Some treatment liquids, especially those used pre-milking, have a viscosity close to that of water. This has the advantage that they are easily pumped along the fluid flow tube(s) from the reservoir source into the cup portion, but this low viscosity also causes a problem because the speed of delivery is often too fast and this causes the treatment liquid to splash out of the open top end of the dip cup before it has a chance to run down into the cup portion. A splash-guard such as that described in EPO 869 748 provides a partial solution to this problem but this also creates further difficulties in terms of ease of cleaning, manufacture and use, and the fact that the arrangement described increases the overall depth of the dip cup which means the teat has to be inserted a long way down into the cup portion of the dip cup before it comes into contact with fluid.

As described above, dip cups typically comprise one or more fluid flow tubes for conveying the treatment liquid from the reservoir source into the cup portion. Generally such tubes are made of a plastic material such as PVC because this can be readily extruded into the desired tube shape. Unfortunately however, the chemicals in the usual treatment liquids tend to cause PVC to harden and crack, and the operator must periodically replace the tubes to avoid failure of the application device. This type of fluid flow tube also suffers from the disadvantage that it has a fairly narrow bore diameter which not only makes blockage a likely problem but also means that it is difficult to clean. Another problem with the narrow bore fluid flow tubes is that when a viscous treatment liquid such as a barrier liquid, used for post milking is used, more effort or work is needed to urge it from the reservoir source along the fluid flow tube and into the cup portion. This is particularly an issue when a hand operable flexible squeeze container is used as the reservoir source. Moreover, it is quite obvious that the rate at which viscous treatment liquids are able to fill the cup portion is slow and this has a direct effect on the efficiency of the dip cup method. To overcome these difficulties, it is possible to purchase an application device with two or more fluid flow tubes in parallel, but this, of course, only multiplies the failure rate due to cracking, blocking and difficulties with cleaning as noted above. Yet another problem with the fluid flow tube(s) currently in use is that they are a separate component from the rest of the body of the dip cup. This means that the tube(s) need to be fitted into the application device in a separate assembly step from the injection-moulding step used to make the cup portion. Clearly, the manufacturing process could be streamlined if this separate assembly step could be removed from the process.

It is highly desirable, therefore, to make improvements in the design of dip cup application devices, for example, to facilitate a fast fill rate into the cup portion for all viscosities of treatment liquid, thereby to maximise the efficiency of the dip cup method for both pre- and post-milking operations.

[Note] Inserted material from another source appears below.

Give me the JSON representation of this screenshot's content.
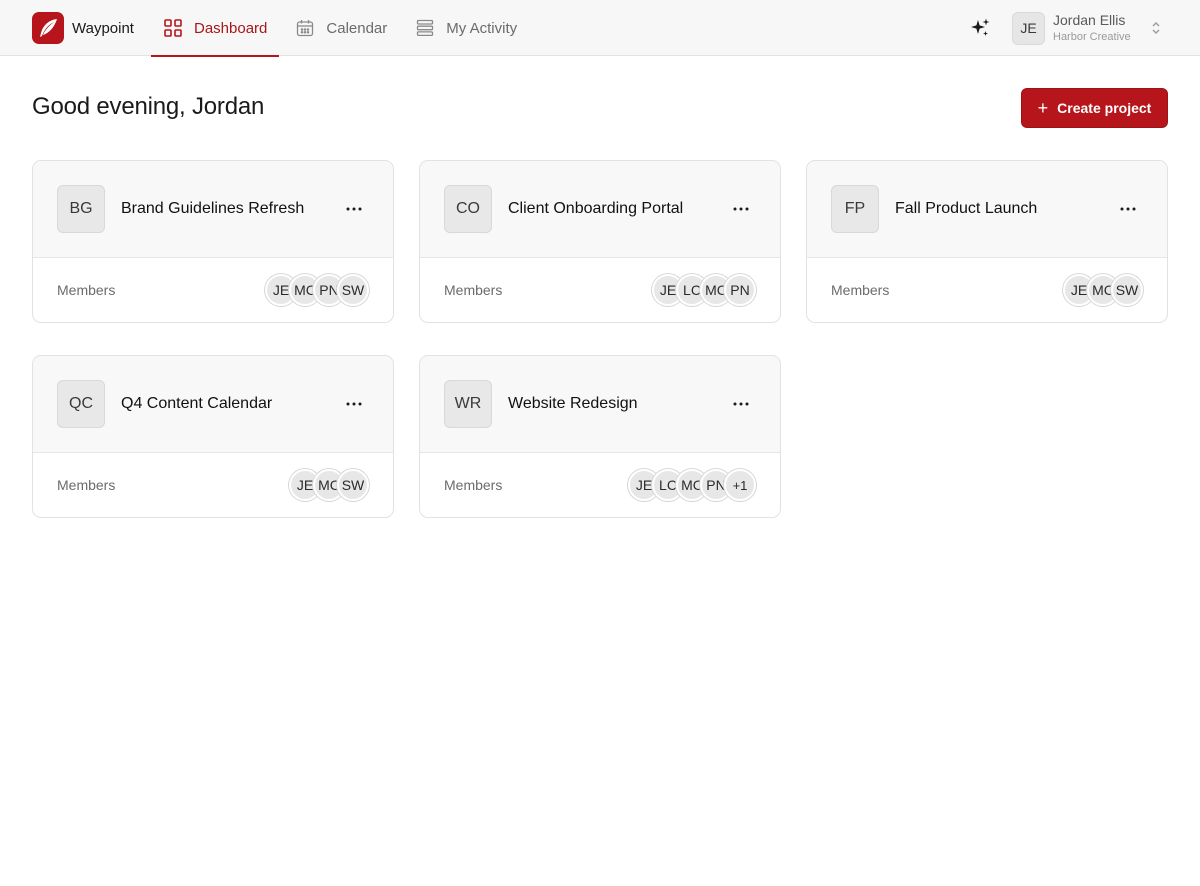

Further, it is desirable provide a device that reduces splashing when the cup portion is being filled and also a device which obviates the need for a PVC fluid flow tube, which is particularly useful for more viscous treatment liquids. A still further desirable improvement would be to provide a fluid flow tube which is very easy to clean and where the complete cup portion can be made by a single injection-moulding. These and other problems are solved by the present invention.

SUMMARY OF THE INVENTION

The present invention concerns an application device for treating the teats of animals with a liquid. The device comprises a cup portion and, when the device is ready for use, a supply of treatment liquid. The supply of treatment liquid may be achieved using any known means for example, as described above using a remote reservoir source or a reservoir source provided by a rigid or flexible container or bottle connected directly or indirectly for example using a screw or bayonet or any other suitable connector with the cup portion.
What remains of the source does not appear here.